Tax hikes and spending cuts tend to decrease overall economic activity which decreases the government's income.
- This is more or less what happened to a lot of countries that embraced austerity.
The measures that were supposed to make them more solvent instead, further stifled economic activity, which increased unemployment and decreased much needed tax revenue not to mention made a lot of citizens Very, very unhappy.
- Stimulus on the other hand has seen quite a resurgence in the last couple of decades.
The recovery act of 2008 is widely credited with helping reverse the great recession and the Cares act with preventing America from sliding into another depression.
In fact, most criticism of these actions is that they may not have gone far enough.
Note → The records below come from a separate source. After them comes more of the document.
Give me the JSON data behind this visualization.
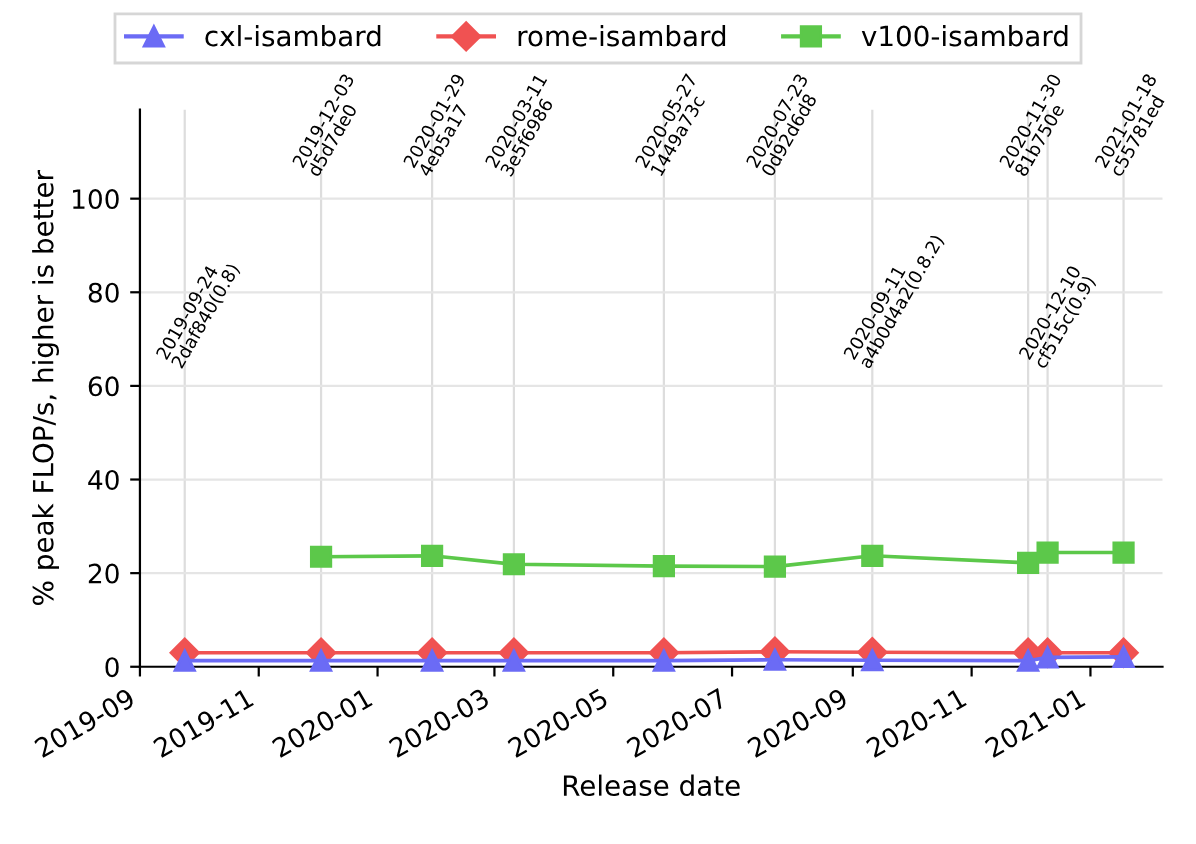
{
  "chart_data": {
    "type": "line",
    "xlabel": "Release date",
    "ylabel": "% peak FLOP/s, higher is better",
    "x": [
      "2019-09-24",
      "2019-12-03",
      "2020-01-29",
      "2020-03-11",
      "2020-05-27",
      "2020-07-23",
      "2020-09-11",
      "2020-11-30",
      "2020-12-10",
      "2021-01-18"
    ],
    "series": [
      {
        "name": "cxl-isambard",
        "color": "#6b6bf5",
        "marker": "triangle",
        "values": [
          1.3,
          1.3,
          1.3,
          1.3,
          1.3,
          1.5,
          1.4,
          1.3,
          2.0,
          2.1
        ]
      },
      {
        "name": "rome-isambard",
        "color": "#f05252",
        "marker": "diamond",
        "values": [
          3.0,
          3.0,
          3.0,
          3.0,
          3.0,
          3.2,
          3.1,
          3.0,
          3.0,
          3.0
        ]
      },
      {
        "name": "v100-isambard",
        "color": "#5cc84a",
        "marker": "square",
        "values": [
          null,
          23.5,
          23.7,
          21.9,
          21.5,
          21.4,
          23.7,
          22.2,
          24.4,
          24.4
        ]
      }
    ],
    "xlim": [
      "2019-09-01",
      "2021-02-07"
    ],
    "xticks": [
      {
        "value": "2019-09-01",
        "label": "2019-09"
      },
      {
        "value": "2019-11-01",
        "label": "2019-11"
      },
      {
        "value": "2020-01-01",
        "label": "2020-01"
      },
      {
        "value": "2020-03-01",
        "label": "2020-03"
      },
      {
        "value": "2020-05-01",
        "label": "2020-05"
      },
      {
        "value": "2020-07-01",
        "label": "2020-07"
      },
      {
        "value": "2020-09-01",
        "label": "2020-09"
      },
      {
        "value": "2020-11-01",
        "label": "2020-11"
      },
      {
        "value": "2021-01-01",
        "label": "2021-01"
      }
    ],
    "ylim": [
      0,
      119
    ],
    "yticks": [
      0,
      20,
      40,
      60,
      80,
      100
    ],
    "grid": "y",
    "legend": "top",
    "line_style": "solid",
    "ref_lines": [
      {
        "axis": "x",
        "value": "2019-09-24",
        "color": "#dddddd"
      },
      {
        "axis": "x",
        "value": "2019-12-03",
        "color": "#dddddd"
      },
      {
        "axis": "x",
        "value": "2020-01-29",
        "color": "#dddddd"
      },
      {
        "axis": "x",
        "value": "2020-03-11",
        "color": "#dddddd"
      },
      {
        "axis": "x",
        "value": "2020-05-27",
        "color": "#dddddd"
      },
      {
        "axis": "x",
        "value": "2020-07-23",
        "color": "#dddddd"
      },
      {
        "axis": "x",
        "value": "2020-09-11",
        "color": "#dddddd"
      },
      {
        "axis": "x",
        "value": "2020-11-30",
        "color": "#dddddd"
      },
      {
        "axis": "x",
        "value": "2020-12-10",
        "color": "#dddddd"
      },
      {
        "axis": "x",
        "value": "2021-01-18",
        "color": "#dddddd"
      }
    ],
    "annotations": [
      {
        "text": "2019-09-24\n2daf840(0.8)",
        "x": "2019-09-24",
        "y": 63
      },
      {
        "text": "2019-12-03\nd5d7de0",
        "x": "2019-12-03",
        "y": 104
      },
      {
        "text": "2020-01-29\n4eb5a17",
        "x": "2020-01-29",
        "y": 104
      },
      {
        "text": "2020-03-11\n3e5f6986",
        "x": "2020-03-11",
        "y": 104
      },
      {
        "text": "2020-05-27\n1449a73c",
        "x": "2020-05-27",
        "y": 104
      },
      {
        "text": "2020-07-23\n0d92d6d8",
        "x": "2020-07-23",
        "y": 104
      },
      {
        "text": "2020-09-11\na4b0d4a2(0.8.2)",
        "x": "2020-09-11",
        "y": 63
      },
      {
        "text": "2020-11-30\n81b750e",
        "x": "2020-11-30",
        "y": 104
      },
      {
        "text": "2020-12-10\ncf515c(0.9)",
        "x": "2020-12-10",
        "y": 63
      },
      {
        "text": "2021-01-18\nc55781ed",
        "x": "2021-01-18",
        "y": 104
      }
    ]
  }
}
- And a lot of the austerity proponents worst predictions simply haven't come true.
Despite the fed creating trillions of new dollars we haven't seen a meaningful increase in inflation.
Investors haven't lost confidence in treasury bonds or the American dollar and when economists recently predicted that U.S debt would surpass GDP for the first time, nothing happened.
Seems like investors and lenders Care a lot more about the health of the economy than they do about how much the government owes.
- To be clear, no one is saying debt is a good thing as anyone who's ever had a mortgage or a student loan can tell you owning a lot of money is downright nerve wracking.
It would be lovely to run at surpluses most of the time.
And finally see that national debt lines start to go down for once.
The question is not whether we should try to pay off our debts, but when?
- As individuals, we instinctively tighten our purse strings when times are tough and let the wind flow freely when times are good.
But most economists think at the national level, it should be just the opposite.
We should use good times to shore up our finances so we have extra fuel to feed the economy when it slows down.
Unfortunately, our instincts often get the better of us.
In 2017, when the economy was already going gangbusters we passed a massive tax cut that added $2 trillion to the national debt.
Now, in the middle of a pandemic and a recession, Congress is fretting about the cost of another stimulus package.
- Money is the lifeblood of the economy and if it slows down or stops moving, the consequences can be disastrous.
Businesses and families get damaged in ways that aren't easily undone.
- Keynes famously said, "In the long run, we're all dead."
I think he was criticizing the idea that we should use warnings about distant dangers as an excuse not to help people who are suffering today.
- Almost a 100 years later, the current Chair of the federal reserve Jerome Powell echoed his thinking.
The risk of overdoing it is less than the risk of underdoing it.